Toftrees is a census-designated place in Patton Township, Pennsylvania, United States. It is located 3.5 mi northwest of the center of State College on the north side of Interstate 99/U.S. Route 322. The hilltop community surrounds the Toftrees Golf Resort. As of the 2010 census, the population of the community was 2,053.

==Demographics==
===2020 census===
As of the 2020 census, Toftrees had a population of 3,513. The median age was 26.6 years. 6.3% of residents were under the age of 18 and 14.4% of residents were 65 years of age or older. For every 100 females there were 104.8 males, and for every 100 females age 18 and over there were 104.0 males age 18 and over. The population density was 3992 PD/sqmi.

100.0% of residents lived in urban areas, while 0.0% lived in rural areas.

There were 1,832 households in Toftrees, of which 8.3% had children under the age of 18 living in them. Of all households, 24.0% were married-couple households, 35.3% were households with a male householder and no spouse or partner present, and 34.6% were households with a female householder and no spouse or partner present. About 44.1% of all households were made up of individuals and 7.7% had someone living alone who was 65 years of age or older.

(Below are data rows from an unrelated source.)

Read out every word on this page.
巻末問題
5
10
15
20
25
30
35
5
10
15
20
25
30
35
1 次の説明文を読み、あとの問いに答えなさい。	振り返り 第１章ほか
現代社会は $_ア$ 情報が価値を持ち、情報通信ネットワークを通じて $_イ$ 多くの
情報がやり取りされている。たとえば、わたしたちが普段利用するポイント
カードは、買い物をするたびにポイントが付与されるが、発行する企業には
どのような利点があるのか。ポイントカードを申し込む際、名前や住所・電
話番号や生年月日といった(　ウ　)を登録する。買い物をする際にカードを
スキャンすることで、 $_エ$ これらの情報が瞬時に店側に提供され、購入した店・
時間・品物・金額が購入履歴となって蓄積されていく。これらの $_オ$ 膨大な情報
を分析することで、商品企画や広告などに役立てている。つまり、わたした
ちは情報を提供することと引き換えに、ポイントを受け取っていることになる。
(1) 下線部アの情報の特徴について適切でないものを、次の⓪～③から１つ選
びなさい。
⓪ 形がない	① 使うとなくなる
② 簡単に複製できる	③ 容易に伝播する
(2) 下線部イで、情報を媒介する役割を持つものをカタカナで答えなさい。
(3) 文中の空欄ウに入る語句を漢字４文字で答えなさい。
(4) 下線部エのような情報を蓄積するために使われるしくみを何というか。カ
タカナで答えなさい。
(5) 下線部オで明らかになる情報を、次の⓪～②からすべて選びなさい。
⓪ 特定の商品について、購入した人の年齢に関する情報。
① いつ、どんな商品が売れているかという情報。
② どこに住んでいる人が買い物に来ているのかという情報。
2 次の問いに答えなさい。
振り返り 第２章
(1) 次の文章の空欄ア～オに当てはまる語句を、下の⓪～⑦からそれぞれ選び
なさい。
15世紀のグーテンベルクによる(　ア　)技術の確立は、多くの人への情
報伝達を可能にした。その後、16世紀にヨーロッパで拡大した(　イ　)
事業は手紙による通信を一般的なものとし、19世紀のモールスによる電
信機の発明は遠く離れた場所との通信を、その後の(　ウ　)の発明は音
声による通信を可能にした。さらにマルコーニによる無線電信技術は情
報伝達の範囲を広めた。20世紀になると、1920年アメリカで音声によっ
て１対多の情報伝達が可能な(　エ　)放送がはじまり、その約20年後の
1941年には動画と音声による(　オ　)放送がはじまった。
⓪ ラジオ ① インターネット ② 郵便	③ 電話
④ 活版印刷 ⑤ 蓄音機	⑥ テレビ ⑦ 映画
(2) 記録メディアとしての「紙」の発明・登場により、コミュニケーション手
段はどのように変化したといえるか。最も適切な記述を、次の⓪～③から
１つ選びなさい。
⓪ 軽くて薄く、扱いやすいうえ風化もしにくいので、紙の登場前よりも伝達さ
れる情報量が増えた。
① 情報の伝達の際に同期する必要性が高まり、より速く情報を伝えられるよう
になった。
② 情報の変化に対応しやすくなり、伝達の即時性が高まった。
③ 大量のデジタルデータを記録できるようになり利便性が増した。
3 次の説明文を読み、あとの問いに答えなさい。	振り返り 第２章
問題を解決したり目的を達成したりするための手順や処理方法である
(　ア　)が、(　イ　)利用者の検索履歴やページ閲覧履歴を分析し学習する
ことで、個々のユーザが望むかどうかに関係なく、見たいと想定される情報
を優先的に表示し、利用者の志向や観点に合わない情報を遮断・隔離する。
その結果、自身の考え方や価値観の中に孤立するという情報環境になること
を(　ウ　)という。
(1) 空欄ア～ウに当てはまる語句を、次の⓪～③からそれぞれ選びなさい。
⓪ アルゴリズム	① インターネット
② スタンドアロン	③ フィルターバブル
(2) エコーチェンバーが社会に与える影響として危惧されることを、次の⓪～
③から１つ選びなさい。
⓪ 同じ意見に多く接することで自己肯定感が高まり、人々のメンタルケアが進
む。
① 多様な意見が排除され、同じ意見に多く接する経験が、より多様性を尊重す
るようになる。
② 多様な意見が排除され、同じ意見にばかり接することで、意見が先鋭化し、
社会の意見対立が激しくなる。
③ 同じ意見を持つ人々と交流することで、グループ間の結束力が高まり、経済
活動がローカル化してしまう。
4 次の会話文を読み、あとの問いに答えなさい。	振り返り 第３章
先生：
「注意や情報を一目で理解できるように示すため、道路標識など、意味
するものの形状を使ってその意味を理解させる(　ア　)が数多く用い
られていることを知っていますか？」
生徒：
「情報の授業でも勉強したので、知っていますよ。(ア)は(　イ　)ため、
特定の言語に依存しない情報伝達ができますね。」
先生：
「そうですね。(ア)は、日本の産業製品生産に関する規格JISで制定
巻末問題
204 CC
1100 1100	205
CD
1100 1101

There were 2,193 housing units, of which 16.5% were vacant. The homeowner vacancy rate was 1.8% and the rental vacancy rate was 7.4%.

Racial composition as of the 2020 census
| Race | Number | Percent |
|---|---|---|
| White | 2,474 | 70.4% |
| Black or African American | 195 | 5.6% |
| American Indian and Alaska Native | 4 | 0.1% |
| Asian | 630 | 17.9% |
| Native Hawaiian and Other Pacific Islander | 3 | 0.1% |
| Some other race | 18 | 0.5% |
| Two or more races | 189 | 5.4% |
| Hispanic or Latino (of any race) | 168 | 4.8% |

===Income and poverty===
The median income for a household in the CDP was $74,405. 15% of the population were living below the poverty line.